Get my meaning? There’s no contiguous economy, shared culture, shared experience apart from that resulting from colonization and the story that begins with Asians emigrating to nations where their status as Vietnamese or Hmong or Chinese is less significant than their status as Asians…something that originates in the notion of the Orient, a concept developed in order to facilitate colonialism.

Africans are very diverse as people. The term “African American” was a way to build a bridge between black Americans and the continent of Africa in order to resist the notion that the history of black people in the U.S. begins with slavery – as though one’s story only begins with contact with white people. Similarly, “Asian American” was a term coined by Asian activists as a counter to the term “oriental” which defined us as a people only relative to whites and our utility to them.
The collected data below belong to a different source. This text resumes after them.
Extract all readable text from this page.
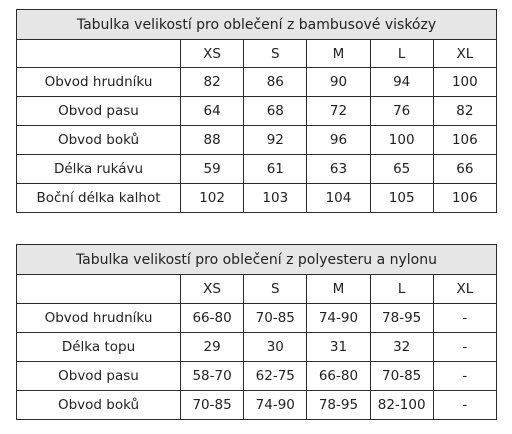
Tabulka velikostí pro oblečení z bambusové viskózy					
	XS	S	M	L	XL
Obvod hrudníku	82	86	90	94	100
Obvod pasu	64	68	72	76	82
Obvod boků	88	92	96	100	106
Délka rukávu	59	61	63	65	66
Boční délka kalhot	102	103	104	105	106
Tabulka velikostí pro oblečení z polyesteru a nylonu					
	XS	S	M	L	XL
Obvod hrudníku	66-80	70-85	74-90	78-95	-
Délka topu	29	30	31	32	-
Obvod pasu	58-70	62-75	66-80	70-85	-
Obvod boků	70-85	74-90	78-95	82-100	-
These are terms of resistance and they refer to hoped for coalitions between diverse cultures, but they ought not be confused with “race” which was used to create a racist political system invented in order to support white supremacy, slavery, native genocide, etc.

Yes, along with research concerning other racial minority groups representation in these media outlets.

I once worked for an organization whose Affirmative Action accounting system would not let me identify as “mixed race.” I’m “black,” “East Indian,” and “white”. So, I simply identified as “Asian.” Additionally, my stepmother of 30+ years (and the family I inherited), is Korean. My appearance, however, is precisely what most people would identify as “African American.” I later discovered, serendipitously, that the personnel office had changed my designation to “African American – Not of Hispanic Origins.”

An “East Indian” colleague at the same organization, whose complexion is a deep bronze, had identified as “Caucasian” on his application, but when he applies for grants, he identifies as “Asian.” I later learned that “Caucasian,” contrary to what many believe, does not specifically imply a white complexion, as there are many dark-skinned peoples originating from the Caucasus locale. As such, he is free to “identify” as he likes.

Nonetheless, I can say, with confidence, that my “Asian” brothers and sisters suffer biases and discrimination quite similar to that suffered by “African-Americans.” I know this because of the composition of my own family, and from the comments that other “African Americans” make to me, not realizing that I, too, am “Asian.”